L'affaire liée aux alertes à la bombe visant plusieurs magasins Ikea en Europe, dont celui de Gand, a été résolue. Deux hommes qui avaient été interpellés en octobre dernier en Pologne, ont reconnu être responsables des alertes visant des magasins en Belgique, en Allemagne, en France, aux Pays-Bas et en République Tchèque, a indiqué jeudi le parquet de Dresde.

Des engins explosifs avaient été retrouvés dans plusieurs magasins de la chaîne suédoise d'ameublement et certains avaient explosés.

Les auteurs exigeaient 6 millions d'euros de la part du groupe Ikea et menaçaient sinon de faire exploser des bombes. Les deux suspects, deux Polonais âgés de 39 ans, ont indiqué que le manque d'argent était leur mobile. Le parquet de Dresde a confié aux autorités polonaises le soin de mener une enquête plus approfondie.

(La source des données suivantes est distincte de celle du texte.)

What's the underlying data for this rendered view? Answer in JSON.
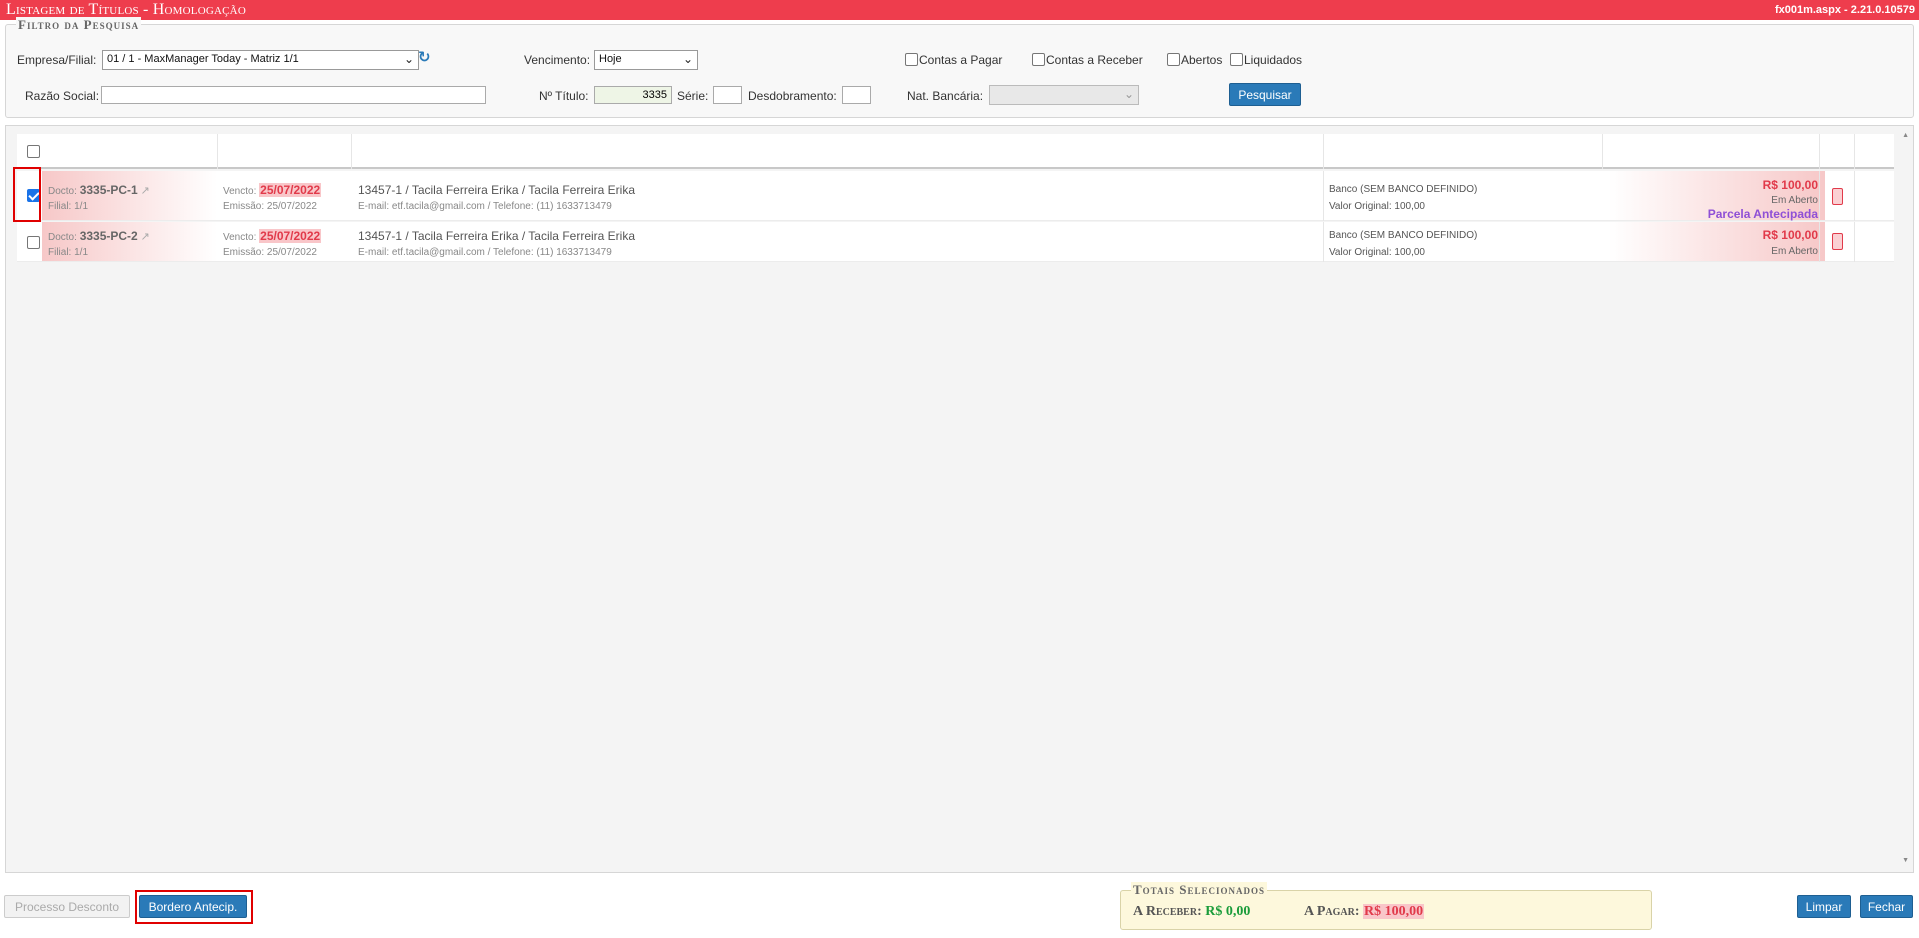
{
  "window": {
    "title": "Listagem de Títulos  - Homologação",
    "version": "fx001m.aspx - 2.21.0.10579"
  },
  "filter": {
    "legend": "Filtro da Pesquisa",
    "empresa_label": "Empresa/Filial:",
    "empresa_value": "01 / 1 - MaxManager Today - Matriz 1/1",
    "vencimento_label": "Vencimento:",
    "vencimento_value": "Hoje",
    "contas_pagar_label": "Contas a Pagar",
    "contas_receber_label": "Contas a Receber",
    "abertos_label": "Abertos",
    "liquidados_label": "Liquidados",
    "razao_label": "Razão Social:",
    "razao_value": "",
    "titulo_label": "Nº Título:",
    "titulo_value": "3335",
    "serie_label": "Série:",
    "serie_value": "",
    "desdobramento_label": "Desdobramento:",
    "desdobramento_value": "",
    "nat_bancaria_label": "Nat. Bancária:",
    "nat_bancaria_value": "",
    "pesquisar_label": "Pesquisar"
  },
  "rows": [
    {
      "selected": true,
      "docto_label": "Docto:",
      "docto": "3335-PC-1",
      "filial": "Filial: 1/1",
      "vencto_label": "Vencto:",
      "vencto": "25/07/2022",
      "emissao": "Emissão: 25/07/2022",
      "cliente": "13457-1 / Tacila Ferreira Erika / Tacila Ferreira Erika",
      "contato": "E-mail: etf.tacila@gmail.com / Telefone: (11) 1633713479",
      "banco": "Banco (SEM BANCO DEFINIDO)",
      "valor_original": "Valor Original: 100,00",
      "valor": "R$ 100,00",
      "status": "Em Aberto",
      "extra": "Parcela Antecipada"
    },
    {
      "selected": false,
      "docto_label": "Docto:",
      "docto": "3335-PC-2",
      "filial": "Filial: 1/1",
      "vencto_label": "Vencto:",
      "vencto": "25/07/2022",
      "emissao": "Emissão: 25/07/2022",
      "cliente": "13457-1 / Tacila Ferreira Erika / Tacila Ferreira Erika",
      "contato": "E-mail: etf.tacila@gmail.com / Telefone: (11) 1633713479",
      "banco": "Banco (SEM BANCO DEFINIDO)",
      "valor_original": "Valor Original: 100,00",
      "valor": "R$ 100,00",
      "status": "Em Aberto",
      "extra": ""
    }
  ],
  "footer": {
    "processo_desconto_label": "Processo Desconto",
    "bordero_label": "Bordero Antecip.",
    "totals_legend": "Totais Selecionados",
    "a_receber_label": "A Receber:",
    "a_receber_value": "R$ 0,00",
    "a_pagar_label": "A Pagar:",
    "a_pagar_value": "R$ 100,00",
    "limpar_label": "Limpar",
    "fechar_label": "Fechar"
  },
  "icons": {
    "refresh": "refresh-icon",
    "external_link": "external-link-icon",
    "delete": "trash-icon",
    "dropdown": "chevron-down-icon"
  },
  "colors": {
    "title_bar": "#ee3d4d",
    "primary_button": "#2a7ab8",
    "value_red": "#e13a4a",
    "value_green": "#1a9c3a",
    "highlight": "#8f4fd6"
  }
}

Le magasin Ikea à Gand avait été évacué le 30 mai après que deux petites explosions se furent produites en début de soirée. Deux réveils avaient été dissimulés dans des boîtes de lait sous des palettes et actionnés via un système de mise à feu.
 

Le dossier de Gand sera transféré en Pologne

Via une commision rogatoire, le juge d'instruction gantois en charge du dossier  a pu  interroger les deux suspects  polonais sur les faits qui se sont produits en Belgique.  "Le dossier sera transmis à la justice polonaise, les suspects ne devraient donc pas comparaître devant la justice belge" a déclaré, jeudi le Parquet de Gand.